The worst meal I had as a chikd was a cheese fondue, where the host kept licking the spoon to taste and putting it back in the pot. A bit yuck, but I ate it with no side effects, so he must have had no major communicable diseases grin

HappyNewSkyebluesapphire Sun 30-Dec-12 02:00:37

I always have snacks for 4yo DD, but I would not take food. It is difficult though, she went to a birthday party where hotdogs were all that was on offer for tea and she hates sausages, so asked for a cheese sandwich! The hostess did not mind luckily.

I would not expect anybody to cook anything different for DD though. When we go to my mums, she eats the bits that she likes and thats it.

CordeliaChase Sun 30-Dec-12 03:06:07

I'm a mean mummy. I have taken after my mum in how to bring up my DS. If he doesn't eat what's put in front of him, it's tough. He's two, and has eaten the same kind of foods as us since he was 10mo (obviously within reason!). I don't want him to have any food issues, so I don't make a fuss if he doesn't eat something. I just ask him if he's all done and if he says yes I take it away. There's been nights where all he has wanted to eat is a slice of bread, strange child!

BiddyPop Tue 08-Jan-13 10:06:33

DD has ASD, but in our case, we bring food to my parent's holiday house for NY as my mum tends to buy things DD may not eat, but also that she won't even start cooking until after 7pm, and we end up eating after 9. So we HAVE to feed DD before then (or she gets too tired to eat - and she already has issues about being underweight).

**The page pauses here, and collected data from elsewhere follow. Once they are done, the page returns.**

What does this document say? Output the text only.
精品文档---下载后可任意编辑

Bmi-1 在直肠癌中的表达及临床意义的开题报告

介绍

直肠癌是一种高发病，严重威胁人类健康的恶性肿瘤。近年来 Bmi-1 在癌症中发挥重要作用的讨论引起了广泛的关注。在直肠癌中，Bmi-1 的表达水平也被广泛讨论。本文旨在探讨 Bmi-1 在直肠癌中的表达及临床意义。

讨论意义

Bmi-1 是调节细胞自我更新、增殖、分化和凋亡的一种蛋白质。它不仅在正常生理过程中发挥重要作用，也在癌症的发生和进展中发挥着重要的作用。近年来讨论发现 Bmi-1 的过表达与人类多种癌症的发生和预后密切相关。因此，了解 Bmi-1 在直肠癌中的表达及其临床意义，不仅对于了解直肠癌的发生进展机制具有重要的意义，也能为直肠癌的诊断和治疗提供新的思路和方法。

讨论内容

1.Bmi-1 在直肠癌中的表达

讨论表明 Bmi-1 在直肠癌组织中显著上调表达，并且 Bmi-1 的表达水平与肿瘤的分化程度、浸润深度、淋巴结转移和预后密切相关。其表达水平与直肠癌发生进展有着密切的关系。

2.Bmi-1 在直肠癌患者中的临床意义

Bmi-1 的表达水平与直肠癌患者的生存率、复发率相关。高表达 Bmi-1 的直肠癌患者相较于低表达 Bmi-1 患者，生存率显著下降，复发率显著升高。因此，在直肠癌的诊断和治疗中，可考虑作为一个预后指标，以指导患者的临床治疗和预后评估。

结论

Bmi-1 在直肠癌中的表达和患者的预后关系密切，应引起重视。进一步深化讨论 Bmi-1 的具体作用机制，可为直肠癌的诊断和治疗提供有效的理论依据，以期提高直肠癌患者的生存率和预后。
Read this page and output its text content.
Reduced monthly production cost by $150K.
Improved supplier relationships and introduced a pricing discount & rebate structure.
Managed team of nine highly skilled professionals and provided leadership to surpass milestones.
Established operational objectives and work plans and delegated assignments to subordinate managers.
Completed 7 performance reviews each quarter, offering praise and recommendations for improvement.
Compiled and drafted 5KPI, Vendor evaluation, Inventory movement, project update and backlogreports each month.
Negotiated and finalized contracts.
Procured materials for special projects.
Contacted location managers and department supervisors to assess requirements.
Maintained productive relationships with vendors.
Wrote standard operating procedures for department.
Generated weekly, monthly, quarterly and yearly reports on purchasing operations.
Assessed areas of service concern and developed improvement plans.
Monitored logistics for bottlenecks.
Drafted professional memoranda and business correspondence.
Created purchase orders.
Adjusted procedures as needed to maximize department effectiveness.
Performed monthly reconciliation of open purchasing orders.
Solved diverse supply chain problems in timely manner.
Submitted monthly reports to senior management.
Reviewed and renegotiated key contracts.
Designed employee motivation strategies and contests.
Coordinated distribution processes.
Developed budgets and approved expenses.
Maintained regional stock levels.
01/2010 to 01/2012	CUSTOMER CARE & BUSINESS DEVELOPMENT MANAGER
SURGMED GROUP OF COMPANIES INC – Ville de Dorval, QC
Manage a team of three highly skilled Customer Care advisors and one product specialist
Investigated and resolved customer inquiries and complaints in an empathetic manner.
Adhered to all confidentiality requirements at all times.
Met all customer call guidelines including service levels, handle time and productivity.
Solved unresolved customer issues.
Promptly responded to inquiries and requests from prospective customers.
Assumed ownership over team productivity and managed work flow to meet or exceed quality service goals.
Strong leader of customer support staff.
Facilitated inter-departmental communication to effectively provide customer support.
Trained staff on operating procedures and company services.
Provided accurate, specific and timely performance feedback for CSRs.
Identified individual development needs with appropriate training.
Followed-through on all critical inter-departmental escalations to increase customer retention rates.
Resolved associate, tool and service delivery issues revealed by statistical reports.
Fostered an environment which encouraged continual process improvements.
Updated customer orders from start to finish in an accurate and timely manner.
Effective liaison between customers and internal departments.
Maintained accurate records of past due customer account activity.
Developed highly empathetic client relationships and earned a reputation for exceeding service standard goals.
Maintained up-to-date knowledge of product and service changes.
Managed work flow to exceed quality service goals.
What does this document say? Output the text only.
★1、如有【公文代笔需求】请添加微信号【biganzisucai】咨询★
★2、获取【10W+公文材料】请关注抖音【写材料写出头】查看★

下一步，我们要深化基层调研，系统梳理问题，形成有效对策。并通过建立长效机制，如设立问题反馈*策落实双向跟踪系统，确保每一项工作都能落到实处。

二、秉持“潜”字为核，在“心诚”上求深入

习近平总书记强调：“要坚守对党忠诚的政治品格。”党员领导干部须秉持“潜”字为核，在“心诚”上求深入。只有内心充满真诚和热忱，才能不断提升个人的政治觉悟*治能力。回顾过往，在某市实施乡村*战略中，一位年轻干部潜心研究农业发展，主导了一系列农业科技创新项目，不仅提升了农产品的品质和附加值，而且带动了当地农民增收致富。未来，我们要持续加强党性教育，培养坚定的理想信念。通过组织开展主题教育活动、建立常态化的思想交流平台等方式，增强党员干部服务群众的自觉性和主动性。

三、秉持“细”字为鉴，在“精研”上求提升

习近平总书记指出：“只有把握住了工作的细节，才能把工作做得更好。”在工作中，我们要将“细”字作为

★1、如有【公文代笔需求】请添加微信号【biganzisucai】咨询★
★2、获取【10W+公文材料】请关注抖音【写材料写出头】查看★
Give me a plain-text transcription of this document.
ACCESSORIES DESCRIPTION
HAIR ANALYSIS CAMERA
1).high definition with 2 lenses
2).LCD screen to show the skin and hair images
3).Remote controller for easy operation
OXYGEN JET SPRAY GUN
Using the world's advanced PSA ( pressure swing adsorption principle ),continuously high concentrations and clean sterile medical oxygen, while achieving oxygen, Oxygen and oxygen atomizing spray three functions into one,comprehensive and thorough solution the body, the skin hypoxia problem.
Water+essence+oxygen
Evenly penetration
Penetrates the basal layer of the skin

We bought fish fillets in batter and made those with mashed potato and frozen veg (both in the house) this time, whereas other times we've not been as prepared and ended up buying a tin of spaghetti hoops and microwaving those for her.

We usually bring some fruit as well, to snack on, again for long distances between meals. But we are happy for anyone in the house to use these things too. (and we also bring nice things for sharing like a ball of edam or extra wine or my own sloe gin).

BartletForTeamGB Fri 25-Jan-13 21:43:25

I'm like cordelia. My DS (shock horror) eats bread with seeds in it and everything. He has always eaten the same as us. Children don't need to have bland food!